International

Sporting KC "take inventory" to stay fresh amidst busy fixture list

Juggling more than one competition at once is a time-honored dilemma for many teams, in MLS and around the world. In North America, teams involved in the Concacaf Champions League have had to decide whether to focus on that, or their league season.


For Sporting Kansas City, the choice has been to compete on both fronts, and so far it's paying off.



Sporting KC haven’t lost in MLS play since Week 1, a last-minute road defeat to Western Conference leaders LAFC. In the middle of managing a stretch of seven games inside 25 days, with trips to Toluca, Los Angeles, Panama City, back to Kansas City and then Colorado, they still have seven points from four MLS matches so far, and find themselves in the semifinal round of Champions League play.


So what’s the key to them competing effectively on both fronts?


“You have to have a balanced team,” said Sporting captain Matt Besler. “You have to have a deep team. It’s something we’ve talked about from day one. Peter [Vermes] and his staff made it very clear that every guy on the roster was going to be used at some point, and you just have to be ready for when that moment comes.”

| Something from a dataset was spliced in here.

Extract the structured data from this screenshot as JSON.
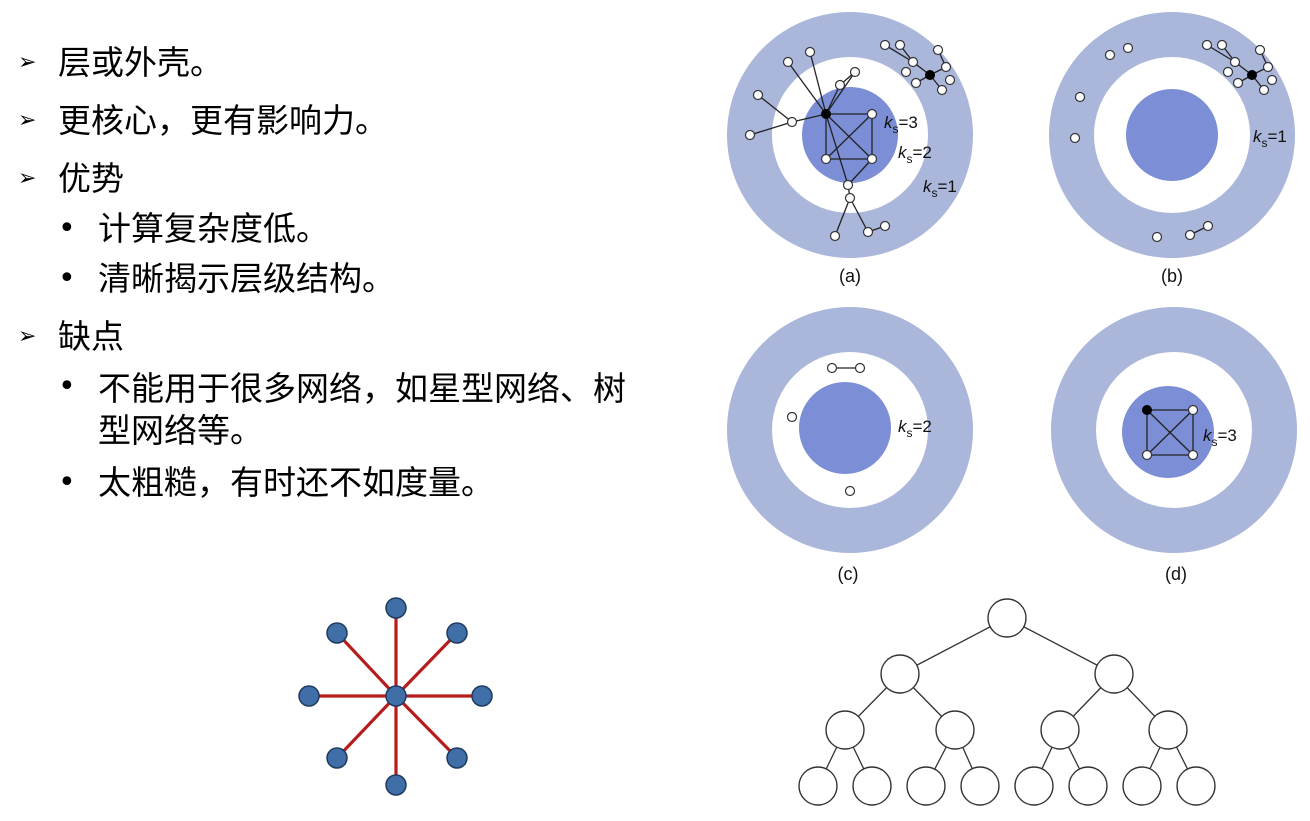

Sporting have handed 18 different players a start so far this season, suggesting they’ve got the depth they sought to build in the offseason. So what all goes into that decision? When do they choose to rest players?


“Basically after each game we take inventory of our team, find out based on data that we captured from a physical perspective,” Vermes said.

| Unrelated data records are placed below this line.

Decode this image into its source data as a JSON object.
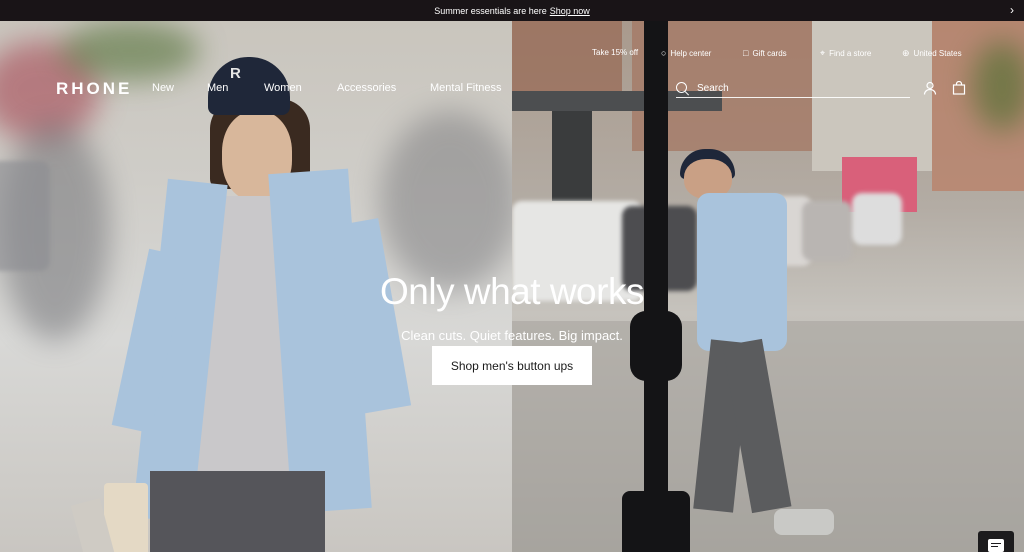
{
  "announcement": {
    "text": "Summer essentials are here",
    "link": "Shop now",
    "next_icon": "chevron-right-icon"
  },
  "header": {
    "logo": "RHONE",
    "nav": [
      "New",
      "Men",
      "Women",
      "Accessories",
      "Mental Fitness"
    ],
    "utility": [
      {
        "label": "Take 15% off",
        "icon": ""
      },
      {
        "label": "Help center",
        "icon": "help-circle-icon"
      },
      {
        "label": "Gift cards",
        "icon": "gift-icon"
      },
      {
        "label": "Find a store",
        "icon": "location-pin-icon"
      },
      {
        "label": "United States",
        "icon": "globe-icon"
      }
    ],
    "search_placeholder": "Search",
    "account_icon": "user-icon",
    "bag_icon": "shopping-bag-icon"
  },
  "hero": {
    "headline": "Only what works",
    "subheadline": "Clean cuts. Quiet features. Big impact.",
    "cta": "Shop men's button ups"
  },
  "chat": {
    "icon": "chat-icon"
  }
}
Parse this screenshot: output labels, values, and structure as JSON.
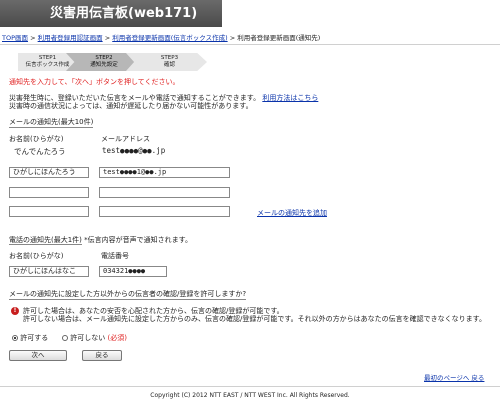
{
  "header": {
    "title": "災害用伝言板(web171)"
  },
  "breadcrumb": {
    "items": [
      "TOP画面",
      "利用者登録用認証画面",
      "利用者登録更新画面(伝言ボックス作成)"
    ],
    "current": "利用者登録更新画面(通知先)",
    "separator": ">"
  },
  "steps": [
    {
      "label": "STEP1",
      "sub": "伝言ボックス作成"
    },
    {
      "label": "STEP2",
      "sub": "通知先設定"
    },
    {
      "label": "STEP3",
      "sub": "確認"
    }
  ],
  "instruction": "通知先を入力して、「次へ」ボタンを押してください。",
  "description": {
    "line1": "災害発生時に、登録いただいた伝言をメールや電話で通知することができます。",
    "how_to_link": "利用方法はこちら",
    "line2": "災害時の通信状況によっては、通知が遅延したり届かない可能性があります。"
  },
  "mail_section": {
    "heading": "メールの通知先(最大10件)",
    "col_name": "お名前(ひらがな)",
    "col_mail": "メールアドレス",
    "registered": {
      "name": "でんでんたろう",
      "mail": "test●●●●@●●.jp"
    },
    "rows": [
      {
        "name": "ひがしにほんたろう",
        "mail": "test●●●●1@●●.jp"
      },
      {
        "name": "",
        "mail": ""
      },
      {
        "name": "",
        "mail": ""
      }
    ],
    "add_link": "メールの通知先を追加"
  },
  "phone_section": {
    "heading": "電話の通知先(最大1件)",
    "note": "*伝言内容が音声で通知されます。",
    "col_name": "お名前(ひらがな)",
    "col_phone": "電話番号",
    "row": {
      "name": "ひがしにほんはなこ",
      "phone": "034321●●●●"
    }
  },
  "permission": {
    "question": "メールの通知先に設定した方以外からの伝言者の確認/登録を許可しますか?",
    "warn_icon": "exclamation-icon",
    "line1": "許可した場合は、あなたの安否を心配された方から、伝言の確認/登録が可能です。",
    "line2": "許可しない場合は、メール通知先に設定した方からのみ、伝言の確認/登録が可能です。それ以外の方からはあなたの伝言を確認できなくなります。",
    "options": {
      "allow": "許可する",
      "deny": "許可しない",
      "required": "(必須)"
    },
    "selected": "allow"
  },
  "buttons": {
    "next": "次へ",
    "back": "戻る"
  },
  "back_to_top": "最初のページへ 戻る",
  "footer": "Copyright (C) 2012 NTT EAST / NTT WEST Inc. All Rights Reserved.",
  "colors": {
    "header_bg": "#555555",
    "link": "#0a33aa",
    "warning": "#e02020"
  }
}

“We take into consideration congestion of schedule, the amount of days training, and just the overall fatigue of the player, and travel,” he continued. “We put all that together and decided whether or not we think players are available to play, and if they’re not, then we have to get somebody else in the position ready to play.”



Keeping players fit and ready, though, is always the biggest part. With 18 players clearly in the picture, not all of them will start every game. But keeping the squad focused on the next game, Thursday's Champions League clash against Liga MX titans Monterrey (9 p.m. CT | YahooSports.com, UDN) is how Vermes and his staff compete on both fronts.


“Right now the only focus that we have is our game on Thursday night,” Vermes said. “So for us, it’s about the next game, and nothing else. That’s the only way we can look at it because that’s the only game that we have control over.”